Q3 和解あっせんと裁判所の調停とは違いはあるのですか。
 裁判所の調停も,紛争解決センターでの和解あっせん手続も,公平な第三者である調停委員ないし和解あっせん人が当事者双方から事情や主張を聞いて,非公開の場で,公平な解決を目指し,また,基本的に話合いで解決する点は同じです。
 しかし,裁判所で行われる調停と異なり,紛争解決センターでは必ず弁護士が和解あっせん人に就くことからより法的に妥当な解決が期待できること,また,裁判所の調停と比べ比較的短期間で解決に至ることが可能であること,といった点が異なります。
Q4 誰が和解あっせん手続を担当してくれるのですか。
 和解あっせん手続を担当するのは,京都弁護士会に所属する弁護士です。
 事案の内容に応じて,弁護士が複数選任される場合や建築士等の専門家が和解あっせん人または専門委員として選任される場合があります。
 また,和解あっせん人を補助する弁護士(補助者)が選任される場合もあります。
Q5 どれくらい時間がかかるのですか。
 紛争の内容によって異なりますが,紛争解決センターでは,申立てから3か月以内(2週間から1か月おきに3回程度の期日)での解決を目標としています。
Q6 費用はどれくらいかかりますか。
 申立手数料として11,000円(消費税込み)を申立人から負担いただきます。
 成立手数料は紛争の内容に応じて算定し,原則として当事者双方に折半してご負担いただきます。
 詳しくはこちらをご覧ください。
Q7 紛争が公になることは困ります。紛争解決センターの手続きについて秘密は守られるのでしょうか。
 紛争解決センターの手続きは,非公開です。また,和解あっせん人・仲裁人・補助者は守秘義務を負っていますので,秘密を守ります。
 ただし,当事者(申立人および相手方)については,当然に守秘義務が課されるわけではありませんので,その点は別途フォローが必要になります。手続きの初めにあらかじめご相談ください。

仲裁手続とは

Q8 仲裁とは,どのような手続きですか。
 「仲裁」とは,当事者が事前に仲裁合意を締結することにより,紛争の解決を第三者(仲裁人)の判断にゆだね,仲裁人の判断に拘束されるという手続きです。
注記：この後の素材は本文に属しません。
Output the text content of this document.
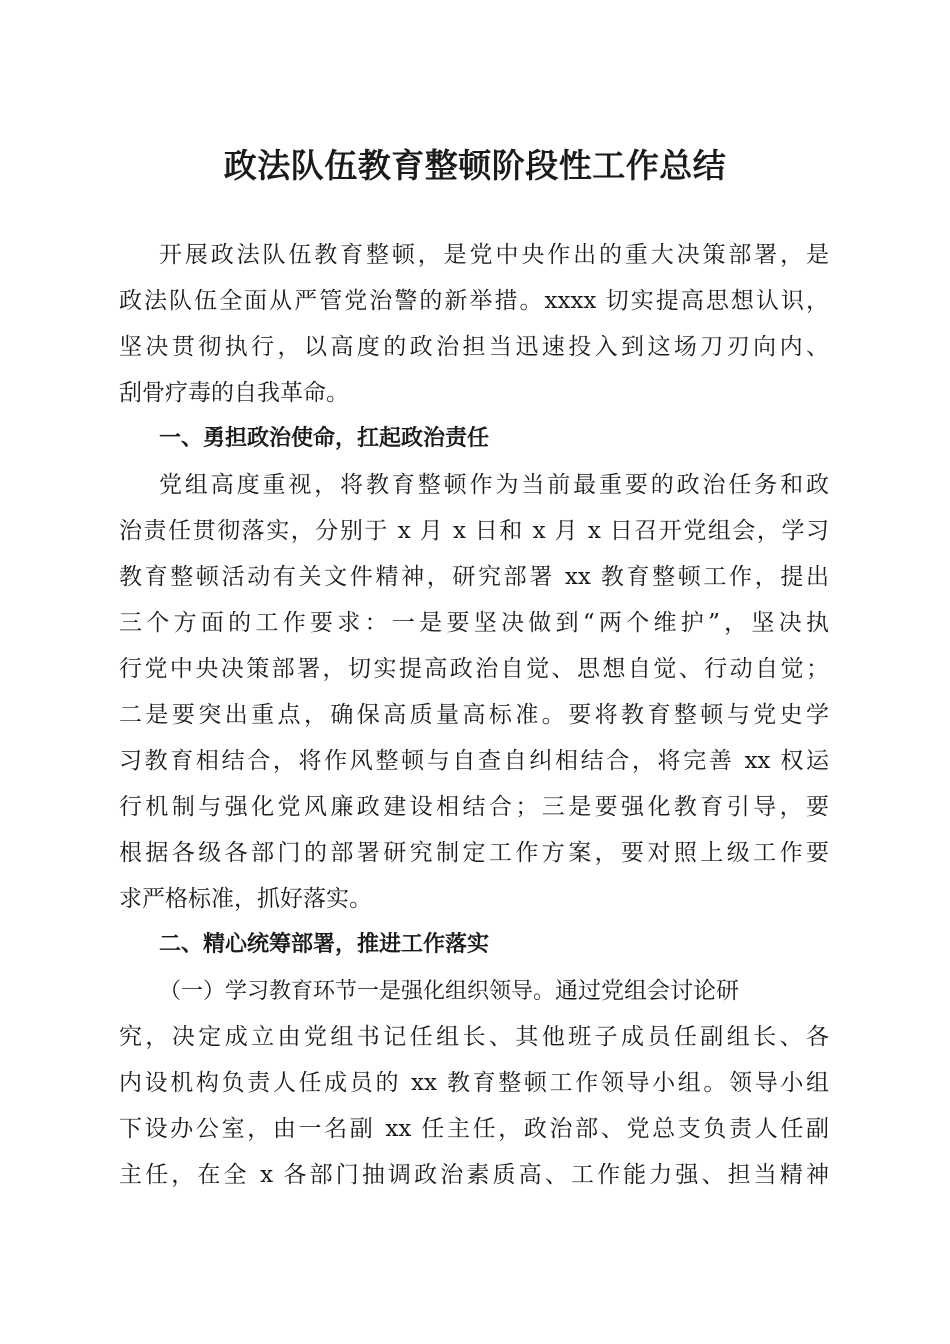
政法队伍教育整顿阶段性工作总结
开展政法队伍教育整顿，是党中央作出的重大决策部署，是
政法队伍全面从严管党治警的新举措。xxxx 切实提高思想认识，
坚决贯彻执行，以高度的政治担当迅速投入到这场刀刃向内、
刮骨疗毒的自我革命。
一、勇担政治使命，扛起政治责任
党组高度重视，将教育整顿作为当前最重要的政治任务和政
治责任贯彻落实，分别于 x 月 x 日和 x 月 x 日召开党组会，学习
教育整顿活动有关文件精神，研究部署 xx 教育整顿工作，提出
三个方面的工作要求：一是要坚决做到“两个维护”，坚决执
行党中央决策部署，切实提高政治自觉、思想自觉、行动自觉；
二是要突出重点，确保高质量高标准。要将教育整顿与党史学
习教育相结合，将作风整顿与自查自纠相结合，将完善 xx 权运
行机制与强化党风廉政建设相结合；三是要强化教育引导，要
根据各级各部门的部署研究制定工作方案，要对照上级工作要
求严格标准，抓好落实。
二、精心统筹部署，推进工作落实
（一）学习教育环节一是强化组织领导。通过党组会讨论研
究，决定成立由党组书记任组长、其他班子成员任副组长、各
内设机构负责人任成员的 xx 教育整顿工作领导小组。领导小组
下设办公室，由一名副 xx 任主任，政治部、党总支负责人任副
主任，在全 x 各部门抽调政治素质高、工作能力强、担当精神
仲裁判断については,裁判のように不服申立てができません。
Q9 和解あっせんから仲裁への移行は可能でしょうか。
 和解あっせんの話合いの中で,いつでも双方が仲裁合意をして仲裁手続に移行することが可能です。

申立てをするにあたって

Q10 手続きを利用したいのですが,直接,弁護士会に連絡すればいいのですか。
 まずは,京都弁護士会その他の場所で,京都弁護士会所属の弁護士が行う,有料あるいは無料の法律相談を受けていただく必要があります。そのうえで,当該弁護士から紹介状をもらってください(なお,弁護士が代理して申し立てる場合には,紹介状は不要です)。
Q11 申立てをするために京都弁護士会1階の窓口に行かなければならないのでしょうか。
 郵送での申立ては受け付けてもらえるのでしょうか。ファックスではどうですか。
 申立てに際しては,できるだけ京都弁護士会の窓口に来ていただくようお願いしていますが,手続申立受付時間(平日:午前9時~12時,午後1時~5時)にお越しいただくことが難しいというような場合は,郵送での申立て(〒604-0971 京都府京都市中京区富小路通り丸太町下ル 京都弁護士会紛争解決センター宛)も受け付けています。
 なお,ファックスでの申立ては受付けておりません。
Q12 書類は何部提出すればよいのでしょうか。
 申立ての際には、申立書と証拠書類(写し)、いずれも「相手方の人数+3」を提出して下さい。その後の手続で書類を提出する際にも、上記の部数の提出をお願いします。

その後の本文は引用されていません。